Swiggy, however, has one big factor in its favour - the first mover’s advantage.
“Swiggy has taken a solid position in the mind-space of the urban Indian populace. I know people who look at restaurants and menu on one platform, but choose to order on Swiggy out of sheer habit. And that can be established only out of consistency,” says another mentor.
Restaurant businesses typically involve high investments in space and equipment.
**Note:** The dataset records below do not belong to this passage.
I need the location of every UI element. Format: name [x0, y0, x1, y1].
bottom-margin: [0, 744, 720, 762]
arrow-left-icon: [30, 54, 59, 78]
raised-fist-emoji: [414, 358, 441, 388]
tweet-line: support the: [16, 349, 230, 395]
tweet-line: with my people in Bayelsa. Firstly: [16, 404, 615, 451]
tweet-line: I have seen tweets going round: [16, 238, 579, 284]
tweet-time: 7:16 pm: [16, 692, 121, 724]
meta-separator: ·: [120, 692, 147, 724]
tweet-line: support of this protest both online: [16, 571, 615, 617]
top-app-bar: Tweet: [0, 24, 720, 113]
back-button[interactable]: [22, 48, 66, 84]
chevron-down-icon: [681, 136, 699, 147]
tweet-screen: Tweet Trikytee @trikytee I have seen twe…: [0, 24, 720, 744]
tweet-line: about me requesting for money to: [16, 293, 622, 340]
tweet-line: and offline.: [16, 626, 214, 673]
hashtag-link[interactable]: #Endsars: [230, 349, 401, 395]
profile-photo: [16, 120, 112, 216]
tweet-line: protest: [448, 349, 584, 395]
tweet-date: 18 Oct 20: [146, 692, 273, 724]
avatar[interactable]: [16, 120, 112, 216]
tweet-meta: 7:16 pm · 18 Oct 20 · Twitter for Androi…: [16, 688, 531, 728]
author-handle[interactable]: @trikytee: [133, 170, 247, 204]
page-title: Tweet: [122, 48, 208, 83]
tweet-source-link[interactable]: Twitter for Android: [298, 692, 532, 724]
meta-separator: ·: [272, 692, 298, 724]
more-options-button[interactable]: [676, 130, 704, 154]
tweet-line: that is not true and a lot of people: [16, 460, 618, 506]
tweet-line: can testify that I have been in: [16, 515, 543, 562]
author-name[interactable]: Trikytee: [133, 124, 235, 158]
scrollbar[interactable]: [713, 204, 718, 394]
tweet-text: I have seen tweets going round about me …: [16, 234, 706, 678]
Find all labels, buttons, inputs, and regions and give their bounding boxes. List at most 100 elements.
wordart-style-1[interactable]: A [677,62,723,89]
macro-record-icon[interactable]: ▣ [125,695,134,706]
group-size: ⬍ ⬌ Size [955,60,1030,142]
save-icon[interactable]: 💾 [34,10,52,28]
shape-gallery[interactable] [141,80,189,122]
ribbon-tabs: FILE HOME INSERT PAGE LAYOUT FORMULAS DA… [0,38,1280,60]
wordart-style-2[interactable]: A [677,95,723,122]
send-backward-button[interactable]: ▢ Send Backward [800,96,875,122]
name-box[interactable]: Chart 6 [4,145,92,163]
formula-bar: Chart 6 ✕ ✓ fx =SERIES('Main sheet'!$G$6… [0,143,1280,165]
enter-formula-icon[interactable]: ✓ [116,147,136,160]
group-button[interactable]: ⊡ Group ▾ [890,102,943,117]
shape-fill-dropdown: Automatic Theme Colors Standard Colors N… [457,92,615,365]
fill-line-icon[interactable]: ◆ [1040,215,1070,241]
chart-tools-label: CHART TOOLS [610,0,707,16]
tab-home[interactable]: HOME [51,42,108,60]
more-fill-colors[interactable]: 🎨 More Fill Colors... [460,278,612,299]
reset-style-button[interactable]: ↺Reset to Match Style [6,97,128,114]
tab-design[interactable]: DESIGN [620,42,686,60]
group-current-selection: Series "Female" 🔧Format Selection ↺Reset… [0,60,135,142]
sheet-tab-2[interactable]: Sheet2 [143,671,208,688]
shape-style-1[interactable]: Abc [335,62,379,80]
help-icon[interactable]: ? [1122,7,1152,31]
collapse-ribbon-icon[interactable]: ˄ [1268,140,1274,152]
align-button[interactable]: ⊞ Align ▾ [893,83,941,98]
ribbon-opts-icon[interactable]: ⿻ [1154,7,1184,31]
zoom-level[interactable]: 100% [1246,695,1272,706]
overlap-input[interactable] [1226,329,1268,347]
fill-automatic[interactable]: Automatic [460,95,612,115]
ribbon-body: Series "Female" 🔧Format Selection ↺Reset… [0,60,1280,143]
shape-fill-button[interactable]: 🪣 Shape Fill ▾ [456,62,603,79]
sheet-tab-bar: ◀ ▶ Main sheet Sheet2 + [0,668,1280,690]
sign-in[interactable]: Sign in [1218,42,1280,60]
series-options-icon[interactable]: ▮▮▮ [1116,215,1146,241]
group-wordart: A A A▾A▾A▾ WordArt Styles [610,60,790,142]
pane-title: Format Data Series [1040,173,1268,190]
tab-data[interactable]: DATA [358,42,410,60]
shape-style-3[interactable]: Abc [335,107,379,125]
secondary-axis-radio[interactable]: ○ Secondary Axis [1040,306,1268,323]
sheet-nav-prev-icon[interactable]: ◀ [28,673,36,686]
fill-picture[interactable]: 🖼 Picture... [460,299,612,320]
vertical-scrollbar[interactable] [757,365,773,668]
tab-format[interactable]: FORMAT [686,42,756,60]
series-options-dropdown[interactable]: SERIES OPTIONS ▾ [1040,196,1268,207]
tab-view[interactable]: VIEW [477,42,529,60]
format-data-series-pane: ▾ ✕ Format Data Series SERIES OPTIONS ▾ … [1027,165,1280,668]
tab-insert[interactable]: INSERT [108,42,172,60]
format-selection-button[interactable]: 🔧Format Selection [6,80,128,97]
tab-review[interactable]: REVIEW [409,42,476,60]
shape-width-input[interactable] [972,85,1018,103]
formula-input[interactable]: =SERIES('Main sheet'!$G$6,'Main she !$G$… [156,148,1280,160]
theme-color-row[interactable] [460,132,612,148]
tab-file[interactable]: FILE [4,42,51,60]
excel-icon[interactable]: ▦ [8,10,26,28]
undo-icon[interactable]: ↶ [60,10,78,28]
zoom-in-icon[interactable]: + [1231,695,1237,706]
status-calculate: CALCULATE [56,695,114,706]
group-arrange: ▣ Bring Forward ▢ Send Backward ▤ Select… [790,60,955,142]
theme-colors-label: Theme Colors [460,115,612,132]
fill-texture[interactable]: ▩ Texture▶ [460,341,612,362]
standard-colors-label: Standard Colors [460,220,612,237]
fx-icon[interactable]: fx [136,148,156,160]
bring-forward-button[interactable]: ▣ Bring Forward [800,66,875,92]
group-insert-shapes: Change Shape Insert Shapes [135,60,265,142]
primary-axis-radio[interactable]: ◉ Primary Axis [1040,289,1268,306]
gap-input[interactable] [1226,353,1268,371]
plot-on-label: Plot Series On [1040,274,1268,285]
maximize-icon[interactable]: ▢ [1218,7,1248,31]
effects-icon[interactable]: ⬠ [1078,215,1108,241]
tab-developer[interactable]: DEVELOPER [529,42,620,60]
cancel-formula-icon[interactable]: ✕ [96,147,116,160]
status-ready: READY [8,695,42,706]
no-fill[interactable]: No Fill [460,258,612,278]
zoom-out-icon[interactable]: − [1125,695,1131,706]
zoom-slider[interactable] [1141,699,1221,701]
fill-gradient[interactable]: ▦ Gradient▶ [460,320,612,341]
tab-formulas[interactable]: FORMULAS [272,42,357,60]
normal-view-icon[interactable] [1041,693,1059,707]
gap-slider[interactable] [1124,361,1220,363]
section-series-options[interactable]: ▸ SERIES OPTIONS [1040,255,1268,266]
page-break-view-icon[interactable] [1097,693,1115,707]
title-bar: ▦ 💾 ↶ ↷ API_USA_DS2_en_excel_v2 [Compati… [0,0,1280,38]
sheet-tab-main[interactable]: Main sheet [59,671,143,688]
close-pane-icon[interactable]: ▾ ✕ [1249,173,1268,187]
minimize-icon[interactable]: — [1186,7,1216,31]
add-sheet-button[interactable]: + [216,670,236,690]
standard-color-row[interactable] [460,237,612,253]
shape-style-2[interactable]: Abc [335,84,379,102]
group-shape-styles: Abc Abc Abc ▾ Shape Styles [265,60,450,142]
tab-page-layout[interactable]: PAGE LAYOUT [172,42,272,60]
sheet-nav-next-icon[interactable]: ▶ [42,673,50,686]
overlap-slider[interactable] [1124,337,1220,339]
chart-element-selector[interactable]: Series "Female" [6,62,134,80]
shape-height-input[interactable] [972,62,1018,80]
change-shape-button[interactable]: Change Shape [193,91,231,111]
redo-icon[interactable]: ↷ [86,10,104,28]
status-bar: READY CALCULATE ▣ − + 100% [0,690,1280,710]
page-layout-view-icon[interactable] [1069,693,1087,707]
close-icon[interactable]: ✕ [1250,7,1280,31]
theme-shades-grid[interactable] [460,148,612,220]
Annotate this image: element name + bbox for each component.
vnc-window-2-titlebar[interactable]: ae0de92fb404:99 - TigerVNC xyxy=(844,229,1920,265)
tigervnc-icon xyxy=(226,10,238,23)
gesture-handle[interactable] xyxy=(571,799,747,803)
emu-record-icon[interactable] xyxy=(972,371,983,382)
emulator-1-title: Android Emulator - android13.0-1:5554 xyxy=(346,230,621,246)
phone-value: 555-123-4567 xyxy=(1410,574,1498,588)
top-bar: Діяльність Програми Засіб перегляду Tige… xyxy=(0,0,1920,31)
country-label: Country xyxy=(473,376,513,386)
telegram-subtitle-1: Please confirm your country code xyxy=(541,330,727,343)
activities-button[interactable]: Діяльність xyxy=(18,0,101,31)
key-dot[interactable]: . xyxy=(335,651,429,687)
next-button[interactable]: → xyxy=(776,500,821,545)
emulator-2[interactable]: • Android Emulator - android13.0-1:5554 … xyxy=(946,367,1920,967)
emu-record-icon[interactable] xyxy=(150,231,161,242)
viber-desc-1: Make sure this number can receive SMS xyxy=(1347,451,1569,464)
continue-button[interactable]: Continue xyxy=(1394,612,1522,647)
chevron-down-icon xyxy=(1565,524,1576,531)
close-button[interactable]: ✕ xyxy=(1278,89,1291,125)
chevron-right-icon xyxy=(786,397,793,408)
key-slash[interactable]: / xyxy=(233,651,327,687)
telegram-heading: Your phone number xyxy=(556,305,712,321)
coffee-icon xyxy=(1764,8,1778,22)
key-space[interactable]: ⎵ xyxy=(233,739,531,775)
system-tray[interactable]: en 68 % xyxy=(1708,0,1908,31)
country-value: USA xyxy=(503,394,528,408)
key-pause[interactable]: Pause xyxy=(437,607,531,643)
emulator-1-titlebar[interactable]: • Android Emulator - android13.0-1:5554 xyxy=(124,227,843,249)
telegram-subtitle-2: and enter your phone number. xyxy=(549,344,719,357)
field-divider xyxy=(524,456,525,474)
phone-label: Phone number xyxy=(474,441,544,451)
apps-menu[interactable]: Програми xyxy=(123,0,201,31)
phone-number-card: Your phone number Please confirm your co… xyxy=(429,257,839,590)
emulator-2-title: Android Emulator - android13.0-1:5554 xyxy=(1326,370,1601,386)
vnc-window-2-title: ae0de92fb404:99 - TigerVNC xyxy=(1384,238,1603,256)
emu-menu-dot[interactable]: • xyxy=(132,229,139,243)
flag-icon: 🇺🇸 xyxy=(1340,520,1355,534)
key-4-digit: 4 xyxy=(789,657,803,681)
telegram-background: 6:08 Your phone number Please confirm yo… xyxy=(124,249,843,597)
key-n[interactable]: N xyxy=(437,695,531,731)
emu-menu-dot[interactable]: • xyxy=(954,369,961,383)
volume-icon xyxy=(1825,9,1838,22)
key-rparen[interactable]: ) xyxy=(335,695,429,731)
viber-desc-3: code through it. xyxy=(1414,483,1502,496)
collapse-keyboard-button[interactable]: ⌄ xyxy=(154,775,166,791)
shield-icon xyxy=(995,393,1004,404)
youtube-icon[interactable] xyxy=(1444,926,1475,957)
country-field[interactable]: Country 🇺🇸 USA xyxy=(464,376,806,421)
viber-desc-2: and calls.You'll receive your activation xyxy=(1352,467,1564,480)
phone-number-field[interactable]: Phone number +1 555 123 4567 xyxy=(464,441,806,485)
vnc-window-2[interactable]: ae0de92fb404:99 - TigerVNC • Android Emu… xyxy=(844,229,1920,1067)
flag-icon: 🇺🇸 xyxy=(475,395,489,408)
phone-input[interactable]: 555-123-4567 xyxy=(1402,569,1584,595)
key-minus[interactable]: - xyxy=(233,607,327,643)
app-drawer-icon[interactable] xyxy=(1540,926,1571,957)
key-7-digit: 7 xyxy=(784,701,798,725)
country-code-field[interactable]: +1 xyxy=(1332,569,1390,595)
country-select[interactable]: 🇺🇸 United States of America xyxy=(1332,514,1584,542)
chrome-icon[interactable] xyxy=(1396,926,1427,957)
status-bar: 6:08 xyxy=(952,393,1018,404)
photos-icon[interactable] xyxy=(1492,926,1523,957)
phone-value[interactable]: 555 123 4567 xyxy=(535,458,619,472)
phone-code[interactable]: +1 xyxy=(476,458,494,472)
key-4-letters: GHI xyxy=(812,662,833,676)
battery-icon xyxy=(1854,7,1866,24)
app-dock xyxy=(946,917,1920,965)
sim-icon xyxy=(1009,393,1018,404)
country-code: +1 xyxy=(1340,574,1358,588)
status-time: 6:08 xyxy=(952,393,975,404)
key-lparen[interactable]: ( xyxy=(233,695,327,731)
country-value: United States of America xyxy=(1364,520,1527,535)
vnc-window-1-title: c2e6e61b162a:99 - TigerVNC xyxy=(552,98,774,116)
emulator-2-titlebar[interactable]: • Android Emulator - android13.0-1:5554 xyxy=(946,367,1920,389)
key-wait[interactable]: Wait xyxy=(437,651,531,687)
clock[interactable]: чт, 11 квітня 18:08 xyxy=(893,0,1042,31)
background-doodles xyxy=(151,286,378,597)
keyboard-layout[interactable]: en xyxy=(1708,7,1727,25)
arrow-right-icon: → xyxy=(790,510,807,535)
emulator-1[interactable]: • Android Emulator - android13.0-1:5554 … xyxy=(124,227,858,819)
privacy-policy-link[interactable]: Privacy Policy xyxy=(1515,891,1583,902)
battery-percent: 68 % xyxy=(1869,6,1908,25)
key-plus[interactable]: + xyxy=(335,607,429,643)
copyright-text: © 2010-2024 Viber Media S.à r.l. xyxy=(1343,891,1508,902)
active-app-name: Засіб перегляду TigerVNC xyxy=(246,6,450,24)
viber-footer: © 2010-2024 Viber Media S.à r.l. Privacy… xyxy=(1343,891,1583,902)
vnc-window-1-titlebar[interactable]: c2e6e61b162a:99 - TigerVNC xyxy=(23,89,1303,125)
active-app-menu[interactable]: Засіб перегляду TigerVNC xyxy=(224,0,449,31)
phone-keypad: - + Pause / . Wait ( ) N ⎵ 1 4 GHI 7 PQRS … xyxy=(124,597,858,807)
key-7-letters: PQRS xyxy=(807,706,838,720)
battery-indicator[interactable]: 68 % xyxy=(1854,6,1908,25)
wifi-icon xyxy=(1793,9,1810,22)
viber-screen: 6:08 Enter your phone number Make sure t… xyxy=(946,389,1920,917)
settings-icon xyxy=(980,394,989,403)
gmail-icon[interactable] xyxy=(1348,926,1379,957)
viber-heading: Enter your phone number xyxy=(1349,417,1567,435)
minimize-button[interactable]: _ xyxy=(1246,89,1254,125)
Additionally, operating expenses are also high and the only way to make money is to ensure a growing number of orders — something that Swiggy brings in.
Apart from restaurant chains and bigger players, Swiggy today also works with small restaurant owners who form a big part of the unorganised restaurant business. For many small restaurants, Swiggy is the primary route through which orders flow in. Said one such restaurant owner,
“As order volumes through Swiggy keep increasing, restaurants factor in that demand and work on adding to their daily (raw material) procurements.”
Currently, Swiggy’s revenue per order – at 30 percent currently - is a blend of three parts, the commission from restaurants, delivery fee charged from consumers, and discretionary advertising revenues.
For 2016-17, the company posted a revenue of Rs 133.1 crore and a loss of Rs 205.2 crore. In the previous year, the Bengaluru-based foodtech startup had posted a revenue of Rs 23.6 crore and a loss of Rs 137.2 crore. The overall foodtech market in India will be worth $2.5 billion in 2021 as against $700 million at present according to research firm RedSeer.
Now with Swiggy getting a valuation of $1.3 billion, it will be interesting to see how it takes a bite of the foodtech market and pushes forward towards a faster growth.